Afghanistan : un nouveau code pénal accusé de banaliser les violences conjugales

Un nouveau texte juridique adopté par les autorités talibanes en Afghanistan suscite une vive controverse. Selon plusieurs médias internationaux et l’ONG afghane Rawadari, le code pénal révisé limiterait les poursuites en cas de violences conjugales aux seules situations provoquant des blessures graves et visibles. Une évolution dénoncée comme une légalisation de fait des coups au sein du mariage.

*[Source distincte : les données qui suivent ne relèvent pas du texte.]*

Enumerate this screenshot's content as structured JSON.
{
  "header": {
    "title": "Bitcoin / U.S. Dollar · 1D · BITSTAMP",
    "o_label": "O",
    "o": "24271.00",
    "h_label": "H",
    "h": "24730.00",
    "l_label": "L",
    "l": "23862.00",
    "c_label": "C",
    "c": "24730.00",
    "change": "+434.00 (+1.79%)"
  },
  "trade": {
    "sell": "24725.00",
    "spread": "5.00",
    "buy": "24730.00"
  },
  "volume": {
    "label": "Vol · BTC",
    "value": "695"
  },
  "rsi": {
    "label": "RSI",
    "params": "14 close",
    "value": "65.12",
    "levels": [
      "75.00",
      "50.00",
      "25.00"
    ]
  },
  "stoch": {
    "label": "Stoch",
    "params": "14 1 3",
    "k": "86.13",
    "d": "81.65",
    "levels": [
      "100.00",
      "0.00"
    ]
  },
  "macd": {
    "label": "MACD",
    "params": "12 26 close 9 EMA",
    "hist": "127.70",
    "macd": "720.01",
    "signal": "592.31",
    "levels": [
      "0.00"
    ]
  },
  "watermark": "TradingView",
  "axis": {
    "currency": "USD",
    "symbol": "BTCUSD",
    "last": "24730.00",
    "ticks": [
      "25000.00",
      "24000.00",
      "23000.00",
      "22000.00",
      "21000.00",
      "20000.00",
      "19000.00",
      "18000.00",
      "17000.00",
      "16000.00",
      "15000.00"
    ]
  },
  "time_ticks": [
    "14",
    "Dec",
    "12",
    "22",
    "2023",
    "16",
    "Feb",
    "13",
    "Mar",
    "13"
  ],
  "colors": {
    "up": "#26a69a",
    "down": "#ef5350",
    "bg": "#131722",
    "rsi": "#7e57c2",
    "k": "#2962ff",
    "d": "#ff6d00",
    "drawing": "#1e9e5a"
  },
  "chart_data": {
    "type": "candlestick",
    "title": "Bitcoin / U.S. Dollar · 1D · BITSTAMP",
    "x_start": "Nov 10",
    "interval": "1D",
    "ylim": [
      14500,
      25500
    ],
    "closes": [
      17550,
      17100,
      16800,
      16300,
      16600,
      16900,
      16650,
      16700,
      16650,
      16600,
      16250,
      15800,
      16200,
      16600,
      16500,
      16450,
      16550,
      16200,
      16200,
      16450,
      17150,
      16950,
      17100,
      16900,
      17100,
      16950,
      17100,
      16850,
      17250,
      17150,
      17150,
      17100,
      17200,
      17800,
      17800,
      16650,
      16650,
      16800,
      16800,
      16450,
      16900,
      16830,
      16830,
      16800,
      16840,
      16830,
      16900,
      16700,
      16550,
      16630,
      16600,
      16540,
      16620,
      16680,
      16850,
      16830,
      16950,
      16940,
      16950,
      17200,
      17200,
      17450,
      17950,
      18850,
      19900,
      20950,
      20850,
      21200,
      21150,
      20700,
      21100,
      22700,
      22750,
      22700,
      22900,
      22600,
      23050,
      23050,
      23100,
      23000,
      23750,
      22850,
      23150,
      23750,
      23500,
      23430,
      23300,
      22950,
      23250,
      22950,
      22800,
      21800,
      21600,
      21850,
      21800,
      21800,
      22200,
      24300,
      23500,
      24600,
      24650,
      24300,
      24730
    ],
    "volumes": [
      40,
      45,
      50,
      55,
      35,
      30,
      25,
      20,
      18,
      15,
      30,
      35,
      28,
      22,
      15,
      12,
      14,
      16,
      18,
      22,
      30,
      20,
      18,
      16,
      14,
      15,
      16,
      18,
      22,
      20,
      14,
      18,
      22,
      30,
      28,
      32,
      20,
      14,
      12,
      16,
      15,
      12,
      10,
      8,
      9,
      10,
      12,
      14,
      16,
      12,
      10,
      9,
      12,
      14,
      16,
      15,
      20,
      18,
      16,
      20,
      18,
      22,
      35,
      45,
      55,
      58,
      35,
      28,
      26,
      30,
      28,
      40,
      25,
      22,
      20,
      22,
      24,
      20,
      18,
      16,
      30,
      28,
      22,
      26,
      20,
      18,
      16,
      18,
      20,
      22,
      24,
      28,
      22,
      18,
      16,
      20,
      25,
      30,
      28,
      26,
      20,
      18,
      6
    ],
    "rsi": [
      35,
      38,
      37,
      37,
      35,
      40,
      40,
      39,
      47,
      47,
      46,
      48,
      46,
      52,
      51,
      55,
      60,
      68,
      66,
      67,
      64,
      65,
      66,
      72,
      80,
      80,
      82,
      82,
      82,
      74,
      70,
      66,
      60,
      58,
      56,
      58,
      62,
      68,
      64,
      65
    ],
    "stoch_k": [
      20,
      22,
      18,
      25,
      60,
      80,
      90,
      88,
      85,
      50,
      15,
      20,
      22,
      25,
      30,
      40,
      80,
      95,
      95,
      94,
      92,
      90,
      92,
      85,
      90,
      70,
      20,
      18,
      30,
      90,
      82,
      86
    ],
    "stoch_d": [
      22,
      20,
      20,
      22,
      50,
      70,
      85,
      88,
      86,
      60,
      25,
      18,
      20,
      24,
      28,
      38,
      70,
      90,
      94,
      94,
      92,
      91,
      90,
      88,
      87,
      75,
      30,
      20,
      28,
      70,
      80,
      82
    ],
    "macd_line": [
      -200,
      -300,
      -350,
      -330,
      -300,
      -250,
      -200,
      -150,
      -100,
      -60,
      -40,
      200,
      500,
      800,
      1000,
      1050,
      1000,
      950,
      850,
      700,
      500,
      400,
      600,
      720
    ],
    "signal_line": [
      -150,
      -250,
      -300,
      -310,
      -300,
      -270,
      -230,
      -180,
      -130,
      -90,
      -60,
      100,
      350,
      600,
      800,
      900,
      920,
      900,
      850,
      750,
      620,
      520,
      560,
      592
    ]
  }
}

Un texte dénoncé par une ONG afghane

L’information a émergé à la mi-février 2026 dans la presse britannique, notamment dans le tabloïd The Sun, avant d’être reprise par d’autres médias internationaux. À l’origine des révélations : l’ONG afghane de défense des droits humains Rawadari, qui affirme avoir obtenu une copie du nouveau code pénal distribué aux tribunaux du pays.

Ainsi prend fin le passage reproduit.